Clark’s biggest challenge today? Working with DIA to attract at least one direct, non-stop flight from Luxembourg and Tokyo, so corporate CEOs and senior managers from Germany and Japan can have easier, direct access to Denver.


While the Denver metro region saw foreclosure filings fall by 12% last year (an exceptionally strong performance in light of last year’s economic challenges), Westfall says that job losses and national economic conditions are going to keep the foreclosures coming for the foreseeable future.

Working closely with some of the nation’s largest holders of mortgage loans, such as GMAC and Fannie Mae, Westfall says that executives in those companies are bracing for another rough year in 2010.

With statistics showing that 78% of modified loans go back into foreclosure within 12 months, Westfall says that many homes that would have ended up in foreclosure in 2009 are simply being pushed off into 2010.

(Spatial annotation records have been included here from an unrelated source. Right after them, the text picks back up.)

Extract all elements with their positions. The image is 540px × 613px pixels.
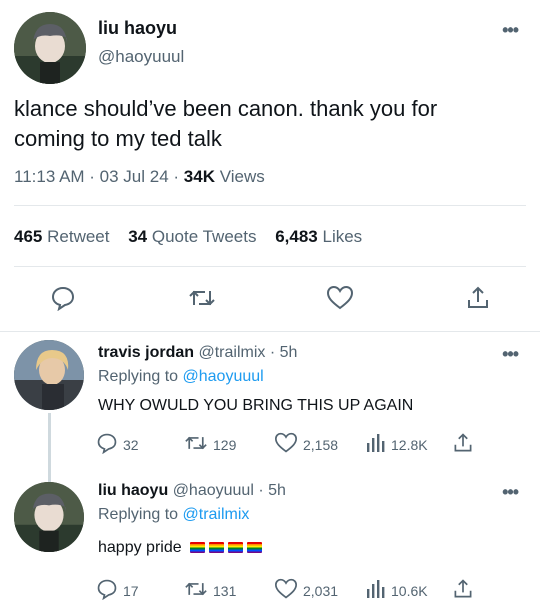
reply-text-body: happy pride bbox=[98, 539, 182, 556]
like-button[interactable]: 2,158 bbox=[274, 432, 338, 457]
retweet-icon bbox=[184, 432, 213, 457]
reply-button[interactable]: 32 bbox=[96, 432, 139, 457]
retweet-icon[interactable] bbox=[188, 285, 215, 311]
avatar[interactable] bbox=[14, 340, 84, 410]
main-tweet: liu haoyu @haoyuuul ••• klance should’ve… bbox=[0, 0, 540, 330]
retweet-button[interactable]: 131 bbox=[184, 578, 236, 603]
replying-to: Replying to @haoyuuul bbox=[98, 368, 264, 386]
reply-text: happy pride bbox=[98, 539, 263, 557]
reply-header: liu haoyu @haoyuuul · 5h bbox=[98, 482, 286, 500]
replying-label: Replying to bbox=[98, 368, 183, 385]
reply-icon bbox=[96, 578, 123, 603]
reply-icon bbox=[96, 432, 123, 457]
user-handle[interactable]: @trailmix bbox=[198, 344, 265, 361]
replying-to: Replying to @trailmix bbox=[98, 506, 249, 524]
share-icon bbox=[452, 578, 479, 603]
retweet-count: 129 bbox=[213, 436, 237, 453]
view-count: 10.6K bbox=[391, 582, 428, 599]
views-count: 34K bbox=[183, 167, 215, 186]
like-button[interactable]: 2,031 bbox=[274, 578, 338, 603]
reply-time[interactable]: · 5h bbox=[265, 344, 298, 361]
rainbow-flag-icon bbox=[247, 542, 263, 553]
like-count: 2,031 bbox=[303, 582, 339, 599]
share-icon[interactable] bbox=[465, 285, 491, 311]
quotes-label: Quote Tweets bbox=[151, 227, 257, 246]
more-options-button[interactable]: ••• bbox=[502, 344, 519, 365]
tweet-timestamp[interactable]: 11:13 AM · 03 Jul 24 · bbox=[14, 167, 184, 186]
avatar[interactable] bbox=[14, 12, 86, 84]
retweets-label: Retweet bbox=[47, 227, 110, 246]
share-icon bbox=[452, 432, 479, 457]
tweet-meta: 11:13 AM · 03 Jul 24 · 34K Views bbox=[14, 167, 265, 187]
divider bbox=[14, 205, 526, 206]
reply-icon[interactable] bbox=[50, 285, 76, 312]
quotes-count: 34 bbox=[128, 227, 148, 246]
views-button[interactable]: 10.6K bbox=[366, 578, 428, 603]
retweet-icon bbox=[184, 578, 213, 603]
reply-time[interactable]: · 5h bbox=[254, 482, 286, 499]
display-name[interactable]: liu haoyu bbox=[98, 482, 168, 499]
retweet-count: 131 bbox=[213, 582, 237, 599]
avatar[interactable] bbox=[14, 482, 84, 552]
share-button[interactable] bbox=[452, 432, 479, 457]
likes-count: 6,483 bbox=[275, 227, 318, 246]
retweets-count: 465 bbox=[14, 227, 43, 246]
reply-text: WHY OWULD YOU BRING THIS UP AGAIN bbox=[98, 397, 414, 414]
reply-tweet: travis jordan @trailmix · 5h ••• Replyin… bbox=[0, 332, 540, 478]
reply-tweet: liu haoyu @haoyuuul · 5h ••• Replying to… bbox=[0, 478, 540, 613]
more-options-button[interactable]: ••• bbox=[502, 482, 519, 503]
replying-label: Replying to bbox=[98, 506, 183, 523]
views-button[interactable]: 12.8K bbox=[366, 432, 428, 457]
user-handle[interactable]: @haoyuuul bbox=[173, 482, 254, 499]
thread-connector bbox=[48, 413, 51, 483]
mention-link[interactable]: @trailmix bbox=[183, 506, 250, 523]
engagement-stats: 465 Retweet 34 Quote Tweets 6,483 Likes bbox=[14, 227, 376, 247]
reply-count: 17 bbox=[123, 582, 139, 599]
divider bbox=[14, 266, 526, 267]
views-label: Views bbox=[214, 167, 265, 186]
likes-label: Likes bbox=[322, 227, 363, 246]
tweet-text: klance should’ve been canon. thank you f… bbox=[14, 96, 438, 151]
retweets-stat[interactable]: 465 Retweet bbox=[14, 227, 109, 246]
share-button[interactable] bbox=[452, 578, 479, 603]
bar-chart-icon bbox=[366, 432, 391, 457]
display-name[interactable]: liu haoyu bbox=[98, 18, 177, 39]
user-handle[interactable]: @haoyuuul bbox=[98, 47, 184, 67]
heart-icon bbox=[274, 578, 303, 603]
like-count: 2,158 bbox=[303, 436, 339, 453]
heart-icon[interactable] bbox=[326, 285, 354, 311]
reply-count: 32 bbox=[123, 436, 139, 453]
reply-button[interactable]: 17 bbox=[96, 578, 139, 603]
rainbow-flag-icon bbox=[209, 542, 225, 553]
view-count: 12.8K bbox=[391, 436, 428, 453]
likes-stat[interactable]: 6,483 Likes bbox=[275, 227, 362, 246]
rainbow-flag-icon bbox=[228, 542, 244, 553]
quotes-stat[interactable]: 34 Quote Tweets bbox=[128, 227, 256, 246]
mention-link[interactable]: @haoyuuul bbox=[183, 368, 264, 385]
rainbow-flag-icon bbox=[190, 542, 206, 553]
more-options-button[interactable]: ••• bbox=[502, 20, 519, 41]
retweet-button[interactable]: 129 bbox=[184, 432, 236, 457]
bar-chart-icon bbox=[366, 578, 391, 603]
reply-header: travis jordan @trailmix · 5h bbox=[98, 344, 297, 362]
display-name[interactable]: travis jordan bbox=[98, 344, 194, 361]
heart-icon bbox=[274, 432, 303, 457]
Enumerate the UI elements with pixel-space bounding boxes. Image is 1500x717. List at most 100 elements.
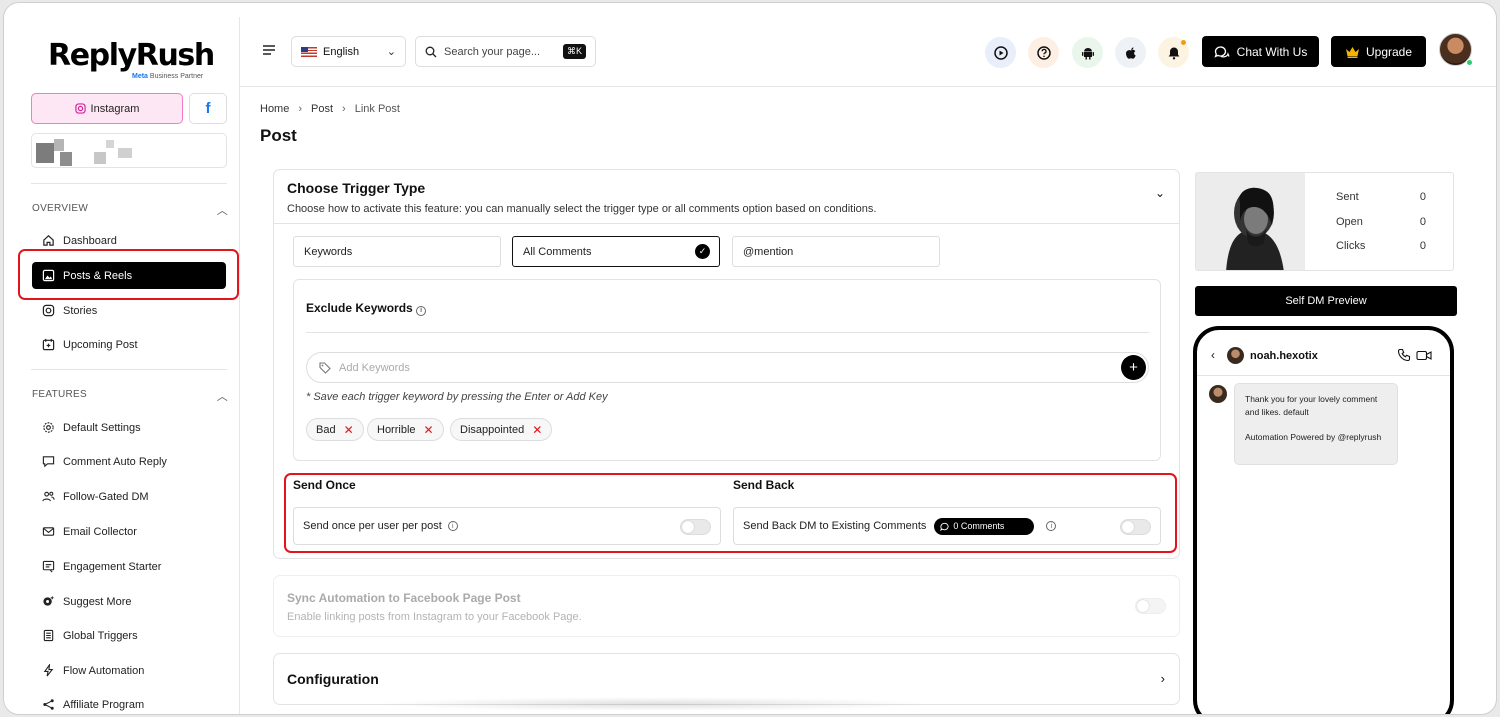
stat-open-value: 0 — [1419, 216, 1426, 228]
features-section-header[interactable]: FEATURES ︿ — [32, 389, 228, 403]
sidebar-item-engagement-starter[interactable]: Engagement Starter — [32, 553, 226, 580]
chat-with-us-button[interactable]: Chat With Us — [1202, 36, 1319, 67]
sidebar-item-global-triggers[interactable]: Global Triggers — [32, 622, 226, 649]
language-select[interactable]: English ⌄ — [291, 36, 406, 67]
sidebar-item-affiliate-program[interactable]: Affiliate Program — [32, 691, 226, 714]
add-keyword-button[interactable]: + — [1121, 355, 1146, 380]
search-icon — [425, 46, 437, 57]
facebook-button[interactable]: f — [189, 93, 227, 124]
remove-tag-icon[interactable]: ✕ — [532, 423, 542, 437]
video-icon[interactable] — [1416, 350, 1432, 361]
sidebar-item-upcoming-post[interactable]: Upcoming Post — [32, 331, 226, 358]
keyword-tag-label: Horrible — [377, 423, 416, 436]
chevron-up-icon: ︿ — [216, 205, 228, 217]
sidebar-item-label: Comment Auto Reply — [63, 455, 167, 468]
trigger-option-keywords[interactable]: Keywords — [293, 236, 501, 267]
gear-star-icon — [43, 595, 55, 606]
trigger-option-all-comments[interactable]: All Comments ✓ — [512, 236, 720, 267]
android-button[interactable] — [1072, 37, 1103, 68]
trigger-type-card: Choose Trigger Type Choose how to activa… — [273, 169, 1180, 559]
sidebar-item-suggest-more[interactable]: Suggest More — [32, 588, 226, 615]
trigger-description: Choose how to activate this feature: you… — [287, 203, 877, 215]
keyword-tag: Horrible ✕ — [367, 418, 444, 441]
exclude-keywords-title: Exclude Keywords i — [306, 301, 427, 316]
sidebar-item-comment-auto-reply[interactable]: Comment Auto Reply — [32, 448, 226, 475]
keyword-tag-label: Disappointed — [460, 423, 525, 436]
crown-icon — [1345, 46, 1359, 58]
breadcrumb-home[interactable]: Home — [260, 103, 289, 115]
chevron-right-icon: › — [1160, 671, 1165, 686]
scroll-shadow — [374, 697, 934, 711]
chevron-down-icon[interactable]: ⌄ — [1155, 186, 1165, 200]
gear-icon — [43, 422, 54, 433]
instagram-icon — [42, 304, 55, 317]
self-dm-preview-button[interactable]: Self DM Preview — [1195, 286, 1457, 316]
calendar-icon — [42, 338, 55, 351]
keyword-tag: Bad ✕ — [306, 418, 364, 441]
tag-icon — [319, 361, 331, 374]
logo: ReplyRush Meta Business Partner — [48, 39, 218, 81]
sidebar-item-label: Email Collector — [63, 525, 137, 538]
phone-icon[interactable] — [1398, 348, 1411, 361]
breadcrumb-post[interactable]: Post — [311, 103, 333, 115]
upgrade-label: Upgrade — [1365, 44, 1413, 59]
bolt-icon — [43, 664, 54, 677]
page-title: Post — [260, 126, 297, 145]
sidebar-item-label: Stories — [63, 304, 98, 317]
instagram-icon — [74, 103, 86, 114]
post-thumbnail — [1196, 173, 1305, 270]
chat-icon — [1214, 45, 1230, 58]
stat-clicks-label: Clicks — [1336, 240, 1366, 252]
info-icon[interactable]: i — [416, 305, 427, 316]
bell-icon — [1168, 47, 1179, 59]
dm-message-text: Thank you for your lovely comment and li… — [1245, 394, 1382, 442]
keyword-hint: * Save each trigger keyword by pressing … — [306, 391, 608, 403]
sidebar-item-label: Suggest More — [63, 595, 132, 608]
back-icon[interactable]: ‹ — [1211, 348, 1215, 362]
breadcrumb: Home › Post › Link Post — [260, 103, 400, 115]
instagram-label: Instagram — [90, 102, 140, 115]
check-icon: ✓ — [695, 244, 710, 259]
dm-message-bubble: Thank you for your lovely comment and li… — [1234, 383, 1398, 465]
dm-header: ‹ noah.hexotix — [1197, 330, 1450, 376]
sidebar-item-flow-automation[interactable]: Flow Automation — [32, 657, 226, 684]
stat-clicks: Clicks 0 — [1336, 240, 1426, 252]
configuration-title: Configuration — [287, 671, 379, 687]
partner-label: Business Partner — [149, 73, 204, 80]
sync-toggle[interactable] — [1135, 598, 1166, 614]
instagram-button[interactable]: Instagram — [31, 93, 183, 124]
sidebar-item-follow-gated-dm[interactable]: Follow-Gated DM — [32, 483, 226, 510]
trigger-option-mention[interactable]: @mention — [732, 236, 940, 267]
remove-tag-icon[interactable]: ✕ — [424, 423, 434, 437]
sync-description: Enable linking posts from Instagram to y… — [287, 611, 582, 623]
sidebar-item-label: Affiliate Program — [63, 698, 145, 711]
menu-icon[interactable] — [262, 44, 276, 56]
language-label: English — [323, 45, 360, 58]
highlight-box-posts-reels — [18, 249, 239, 300]
stat-open-label: Open — [1336, 216, 1363, 228]
sidebar-item-label: Default Settings — [63, 421, 141, 434]
help-button[interactable] — [1028, 37, 1059, 68]
upgrade-button[interactable]: Upgrade — [1331, 36, 1426, 67]
search-input[interactable]: Search your page... ⌘K — [415, 36, 596, 67]
sidebar-item-default-settings[interactable]: Default Settings — [32, 414, 226, 441]
trigger-option-label: All Comments — [523, 245, 592, 258]
portrait-image — [1196, 173, 1305, 270]
sync-title: Sync Automation to Facebook Page Post — [287, 591, 521, 605]
remove-tag-icon[interactable]: ✕ — [344, 423, 354, 437]
sidebar-item-email-collector[interactable]: Email Collector — [32, 518, 226, 545]
dm-username: noah.hexotix — [1250, 350, 1318, 362]
sidebar-item-stories[interactable]: Stories — [32, 297, 226, 324]
sidebar-item-label: Dashboard — [63, 234, 117, 247]
play-button[interactable] — [985, 37, 1016, 68]
apple-button[interactable] — [1115, 37, 1146, 68]
book-icon — [43, 629, 54, 642]
add-keywords-input[interactable]: Add Keywords + — [306, 352, 1149, 383]
users-icon — [42, 491, 55, 502]
mail-icon — [42, 527, 55, 536]
notifications-button[interactable] — [1158, 37, 1189, 68]
breadcrumb-current: Link Post — [354, 103, 400, 115]
search-shortcut: ⌘K — [562, 44, 586, 59]
account-selector[interactable] — [31, 133, 227, 168]
overview-section-header[interactable]: OVERVIEW ︿ — [32, 203, 228, 217]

And consistent with a theme that’s been running in this blog for the past year, the foreclosure problem is creeping up into higher price points while the lower end of the market is tending to solidify.

Citing a 58% increase in his average REO sales price in 2009, Westfall points to the surge in foreclosure filings in higher-end markets like Boulder (+36% in 2009), Arapahoe County (+15%) and Broomfield (+11.8%) as evidence that values are now eroding at the higher price points.

“A year ago, I started telling everyone I know to buy rental properties,” Westfall said.

As the nation’s homeownership rate continues to decline and more former owners become renters, that may not be bad advice.